Faute de l’avoir réellement quitté pour se mettre en marche, le maire du Puy-Sainte-Réparade n’a pas obtenu l’investiture demandée et se représente donc sous la seule étiquette du Parti socialiste, dont les militants l’avaient investi en décembre 2016. Mais le poing et la rose disparaissent carrément sur ses affiches et documents de campagne, au profit d’une bannière « majorité présidentielle ».

Plutôt douce, quoique directe, quand il est sujet du sortant, Anne-Laurence Petel attaque et dénonce ceux qui pourraient « mettre en péril la majorité présidentielle pour des intérêts personnels ou de parti »« Le comité local a travaillé 6 mois, il y a plus de 300 membres, des gens issus de la société civile, alors quand on arrive après la primaire de la gauche [et la défaite de Manuel Valls qu’il soutenait, ndlr] et qu’on dit « je voudrais l’investiture », c’est de l’irrespect vis-à-vis des gens qui ont travaillé pendant ces six mois. Je l’ai vécu comme ça. » Nous n’avons pas réussi à joindre le député sortant dans les délais de publication de cet article.

Simples questions de « corpus idéologiques »

Si elle est challengée, comme on dit dans les start-up, sur sa gauche, elle le sera aussi sur sa droite, par l’adjoint au digital de Maryse Joissains, Stéphane Paoli, 35 ans. « Très simplement, j’étais à Vegas avec Macron il y a deux ans », s’amuse-t-il quand on l’interroge pour savoir s’il est « Macron-compatible ». Même s’il se revendique sarkozyste, avec un « corpus idéologique » marqué par une histoire familiale « où on a toujours servi la France », et un père militaire « qui a servi en Algérie et en Indochine ».
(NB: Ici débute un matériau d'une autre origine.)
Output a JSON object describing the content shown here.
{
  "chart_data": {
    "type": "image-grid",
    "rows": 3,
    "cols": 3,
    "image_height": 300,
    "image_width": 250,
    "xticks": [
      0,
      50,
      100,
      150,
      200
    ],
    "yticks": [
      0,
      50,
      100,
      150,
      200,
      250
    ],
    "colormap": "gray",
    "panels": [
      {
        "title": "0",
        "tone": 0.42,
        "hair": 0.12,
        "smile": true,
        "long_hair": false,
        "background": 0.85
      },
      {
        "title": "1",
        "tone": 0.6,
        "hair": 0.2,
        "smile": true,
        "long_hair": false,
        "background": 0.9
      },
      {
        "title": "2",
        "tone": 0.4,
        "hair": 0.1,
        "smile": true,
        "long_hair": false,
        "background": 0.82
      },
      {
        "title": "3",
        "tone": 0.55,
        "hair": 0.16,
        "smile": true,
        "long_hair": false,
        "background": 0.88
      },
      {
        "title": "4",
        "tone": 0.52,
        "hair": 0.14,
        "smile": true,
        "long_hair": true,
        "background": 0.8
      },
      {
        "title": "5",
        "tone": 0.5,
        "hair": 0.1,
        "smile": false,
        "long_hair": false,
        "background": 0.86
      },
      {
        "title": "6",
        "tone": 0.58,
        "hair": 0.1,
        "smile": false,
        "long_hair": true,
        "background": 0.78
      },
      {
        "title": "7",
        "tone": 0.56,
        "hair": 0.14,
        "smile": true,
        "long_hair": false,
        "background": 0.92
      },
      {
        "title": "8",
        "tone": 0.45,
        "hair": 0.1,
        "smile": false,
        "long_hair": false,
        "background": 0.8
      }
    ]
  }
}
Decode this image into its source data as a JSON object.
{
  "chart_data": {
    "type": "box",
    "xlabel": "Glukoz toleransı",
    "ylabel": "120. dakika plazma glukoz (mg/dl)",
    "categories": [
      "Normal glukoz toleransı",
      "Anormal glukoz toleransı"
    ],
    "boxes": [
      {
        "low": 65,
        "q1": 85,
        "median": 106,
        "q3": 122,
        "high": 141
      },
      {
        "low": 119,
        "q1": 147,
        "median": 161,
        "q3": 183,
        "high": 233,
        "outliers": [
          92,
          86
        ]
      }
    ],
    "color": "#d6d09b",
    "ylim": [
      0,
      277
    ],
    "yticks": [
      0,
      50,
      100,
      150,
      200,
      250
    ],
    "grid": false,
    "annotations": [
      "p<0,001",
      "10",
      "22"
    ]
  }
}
« Une droite forte, dogmatique, pas dans l’écoute. Une droite de blocage », tacle Anne-Laurence Petel. Mais le jeune entrepreneur du numérique assure que ses accointances avec les idées d’Emmanuel Macron sont bien réelles. « Je ne vole pas au secours de la victoire, ce sont mes idées depuis des mois, se défend-il. Si des textes sont bons pour le local, et pour la France, je n’aurais aucun problème à les voter. »
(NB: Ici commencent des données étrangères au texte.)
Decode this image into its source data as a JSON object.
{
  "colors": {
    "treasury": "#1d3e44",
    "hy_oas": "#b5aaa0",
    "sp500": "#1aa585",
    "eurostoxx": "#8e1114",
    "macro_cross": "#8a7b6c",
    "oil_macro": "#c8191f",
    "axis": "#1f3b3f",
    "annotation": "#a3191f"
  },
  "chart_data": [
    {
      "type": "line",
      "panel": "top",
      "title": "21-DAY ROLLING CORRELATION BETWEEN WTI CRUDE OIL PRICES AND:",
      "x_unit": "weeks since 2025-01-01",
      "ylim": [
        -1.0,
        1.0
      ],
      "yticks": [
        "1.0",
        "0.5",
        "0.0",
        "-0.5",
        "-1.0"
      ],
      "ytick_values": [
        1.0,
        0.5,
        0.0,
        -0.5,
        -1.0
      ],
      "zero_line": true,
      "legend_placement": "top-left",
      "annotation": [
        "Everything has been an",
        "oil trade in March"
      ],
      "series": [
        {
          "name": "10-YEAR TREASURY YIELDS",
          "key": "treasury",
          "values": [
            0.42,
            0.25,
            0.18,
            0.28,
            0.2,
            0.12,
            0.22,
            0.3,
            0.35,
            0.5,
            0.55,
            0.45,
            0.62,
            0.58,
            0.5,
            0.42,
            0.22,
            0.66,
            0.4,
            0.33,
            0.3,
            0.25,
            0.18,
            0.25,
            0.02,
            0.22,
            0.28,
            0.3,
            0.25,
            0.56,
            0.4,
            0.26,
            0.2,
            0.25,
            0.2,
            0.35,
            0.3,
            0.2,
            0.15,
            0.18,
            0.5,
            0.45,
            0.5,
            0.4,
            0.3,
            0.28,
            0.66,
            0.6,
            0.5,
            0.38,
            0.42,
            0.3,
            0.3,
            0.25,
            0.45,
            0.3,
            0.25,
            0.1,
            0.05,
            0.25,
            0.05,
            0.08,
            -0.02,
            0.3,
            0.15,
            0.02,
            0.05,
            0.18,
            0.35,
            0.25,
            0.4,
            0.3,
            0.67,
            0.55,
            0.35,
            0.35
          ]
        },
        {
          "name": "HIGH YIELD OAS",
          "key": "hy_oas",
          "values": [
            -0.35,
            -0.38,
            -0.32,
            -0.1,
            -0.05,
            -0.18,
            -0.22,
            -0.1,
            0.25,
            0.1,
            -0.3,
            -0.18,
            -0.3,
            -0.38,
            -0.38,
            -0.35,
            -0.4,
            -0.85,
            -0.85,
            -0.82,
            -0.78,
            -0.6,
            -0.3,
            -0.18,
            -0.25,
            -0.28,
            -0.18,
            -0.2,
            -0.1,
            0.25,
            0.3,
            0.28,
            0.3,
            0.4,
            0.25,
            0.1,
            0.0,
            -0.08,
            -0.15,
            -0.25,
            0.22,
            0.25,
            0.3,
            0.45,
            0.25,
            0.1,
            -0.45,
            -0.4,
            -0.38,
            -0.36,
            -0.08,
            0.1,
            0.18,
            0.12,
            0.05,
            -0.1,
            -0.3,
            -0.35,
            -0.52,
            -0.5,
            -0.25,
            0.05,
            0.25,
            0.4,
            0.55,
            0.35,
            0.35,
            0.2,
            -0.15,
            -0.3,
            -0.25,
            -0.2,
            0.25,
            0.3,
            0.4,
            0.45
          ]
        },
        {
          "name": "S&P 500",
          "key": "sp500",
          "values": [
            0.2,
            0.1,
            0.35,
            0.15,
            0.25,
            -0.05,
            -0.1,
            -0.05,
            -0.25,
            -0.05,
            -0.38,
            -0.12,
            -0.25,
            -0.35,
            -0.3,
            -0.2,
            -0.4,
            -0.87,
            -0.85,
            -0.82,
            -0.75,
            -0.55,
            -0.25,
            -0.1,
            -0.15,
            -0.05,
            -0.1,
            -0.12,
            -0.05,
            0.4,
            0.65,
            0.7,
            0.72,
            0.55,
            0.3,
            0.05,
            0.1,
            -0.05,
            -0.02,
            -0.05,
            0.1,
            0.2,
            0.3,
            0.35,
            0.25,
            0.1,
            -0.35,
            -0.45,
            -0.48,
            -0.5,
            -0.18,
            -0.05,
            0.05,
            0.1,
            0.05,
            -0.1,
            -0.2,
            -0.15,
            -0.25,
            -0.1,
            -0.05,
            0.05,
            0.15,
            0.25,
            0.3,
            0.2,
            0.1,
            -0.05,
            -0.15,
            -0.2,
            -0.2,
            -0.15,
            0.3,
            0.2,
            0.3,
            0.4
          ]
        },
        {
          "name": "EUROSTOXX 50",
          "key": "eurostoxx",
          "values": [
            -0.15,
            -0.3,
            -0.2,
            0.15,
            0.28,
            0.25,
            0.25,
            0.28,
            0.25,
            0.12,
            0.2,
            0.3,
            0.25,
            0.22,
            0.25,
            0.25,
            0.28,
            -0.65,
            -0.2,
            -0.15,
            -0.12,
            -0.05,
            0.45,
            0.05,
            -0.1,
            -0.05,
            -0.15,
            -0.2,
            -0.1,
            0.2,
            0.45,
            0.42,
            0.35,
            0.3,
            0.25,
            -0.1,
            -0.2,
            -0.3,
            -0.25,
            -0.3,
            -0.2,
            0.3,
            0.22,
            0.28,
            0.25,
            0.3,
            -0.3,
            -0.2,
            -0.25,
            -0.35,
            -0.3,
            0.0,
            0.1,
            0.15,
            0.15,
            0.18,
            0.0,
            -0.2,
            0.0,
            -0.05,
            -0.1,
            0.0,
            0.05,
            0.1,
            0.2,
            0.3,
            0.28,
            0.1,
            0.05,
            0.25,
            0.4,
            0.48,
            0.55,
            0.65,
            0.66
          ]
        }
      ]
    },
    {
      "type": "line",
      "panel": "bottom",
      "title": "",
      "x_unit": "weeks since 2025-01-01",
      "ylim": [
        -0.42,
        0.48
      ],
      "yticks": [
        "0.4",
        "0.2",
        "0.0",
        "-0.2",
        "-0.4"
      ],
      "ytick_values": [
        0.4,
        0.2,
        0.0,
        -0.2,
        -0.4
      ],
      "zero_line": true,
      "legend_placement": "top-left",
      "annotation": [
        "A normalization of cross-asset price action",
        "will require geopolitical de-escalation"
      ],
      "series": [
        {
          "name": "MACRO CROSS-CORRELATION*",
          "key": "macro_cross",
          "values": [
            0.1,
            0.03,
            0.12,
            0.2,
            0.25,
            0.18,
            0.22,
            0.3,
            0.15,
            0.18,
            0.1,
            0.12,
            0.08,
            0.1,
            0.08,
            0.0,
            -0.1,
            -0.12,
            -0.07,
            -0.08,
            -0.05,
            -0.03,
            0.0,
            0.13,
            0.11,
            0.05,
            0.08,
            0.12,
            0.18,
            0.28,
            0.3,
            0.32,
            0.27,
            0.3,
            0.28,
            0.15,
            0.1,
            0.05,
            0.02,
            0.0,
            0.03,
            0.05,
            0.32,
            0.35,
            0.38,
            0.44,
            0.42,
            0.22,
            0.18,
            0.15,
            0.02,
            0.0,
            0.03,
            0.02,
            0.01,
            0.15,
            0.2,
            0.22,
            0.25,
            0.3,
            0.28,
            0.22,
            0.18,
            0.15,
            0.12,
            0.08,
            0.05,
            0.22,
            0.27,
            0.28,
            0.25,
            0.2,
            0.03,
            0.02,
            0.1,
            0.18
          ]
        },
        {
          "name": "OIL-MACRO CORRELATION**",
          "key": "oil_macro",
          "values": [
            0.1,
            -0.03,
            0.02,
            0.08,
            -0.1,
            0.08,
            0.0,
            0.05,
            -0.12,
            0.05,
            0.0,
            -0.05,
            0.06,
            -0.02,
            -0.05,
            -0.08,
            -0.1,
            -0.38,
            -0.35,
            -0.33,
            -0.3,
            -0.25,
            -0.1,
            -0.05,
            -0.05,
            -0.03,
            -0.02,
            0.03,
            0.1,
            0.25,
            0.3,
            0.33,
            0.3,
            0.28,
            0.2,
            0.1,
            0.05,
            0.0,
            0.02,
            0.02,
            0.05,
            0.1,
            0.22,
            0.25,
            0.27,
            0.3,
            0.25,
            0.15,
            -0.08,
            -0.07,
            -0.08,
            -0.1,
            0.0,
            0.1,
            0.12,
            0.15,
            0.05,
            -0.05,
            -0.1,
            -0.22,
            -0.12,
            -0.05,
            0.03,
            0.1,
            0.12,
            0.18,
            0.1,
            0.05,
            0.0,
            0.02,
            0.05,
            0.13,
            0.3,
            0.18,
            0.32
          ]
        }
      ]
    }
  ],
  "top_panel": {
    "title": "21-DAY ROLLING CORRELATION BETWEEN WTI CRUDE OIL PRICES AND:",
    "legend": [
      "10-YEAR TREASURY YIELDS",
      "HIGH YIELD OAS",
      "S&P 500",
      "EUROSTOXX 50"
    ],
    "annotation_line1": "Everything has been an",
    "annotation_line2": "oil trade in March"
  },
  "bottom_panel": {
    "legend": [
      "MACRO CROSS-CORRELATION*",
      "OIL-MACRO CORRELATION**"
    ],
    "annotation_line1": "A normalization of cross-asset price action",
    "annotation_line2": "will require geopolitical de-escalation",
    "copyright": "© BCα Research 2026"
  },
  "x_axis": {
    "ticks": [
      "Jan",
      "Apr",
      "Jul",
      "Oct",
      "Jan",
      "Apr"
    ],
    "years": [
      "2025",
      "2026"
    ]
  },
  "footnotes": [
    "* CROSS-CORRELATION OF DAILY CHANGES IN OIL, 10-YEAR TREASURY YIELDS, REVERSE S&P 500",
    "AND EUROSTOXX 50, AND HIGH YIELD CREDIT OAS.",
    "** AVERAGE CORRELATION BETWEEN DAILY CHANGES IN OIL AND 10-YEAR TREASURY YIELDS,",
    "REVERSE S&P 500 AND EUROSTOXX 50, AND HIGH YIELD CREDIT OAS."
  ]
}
Ce qui le distingue dans la course à la députation d’Anne-Laurence Petel, revendique-t-il, est son ancrage d’élu local. De sa concurrente macroniste certifiée, il n’a « pas entendu grand chose, on ne m’en dit ni du mal, ni du bien », balaye-t-il, pour souligner son défaut de notoriété. Consciente de ce fait, la candidate, les traits tirés, a rempli son emploi du temps à ras bord et enchaîne les rencontres avec la presse.

Et compte bien pour dépasser ses adversaires sur l’« effet Macron », la prime à la nouveauté et la vague de renouvellement. « Il y a une appétence, une attente énorme. Ce n’est pas pour rien qu’Emmanuel Macron est président, et il y a la même attente pour les députés », dit-elle sentir lors de ses rencontres avec les citoyens. Le tout sera d’écrire « Avec Emmanuel Macron » en plus grand que les autres sur ses affiches de campagne.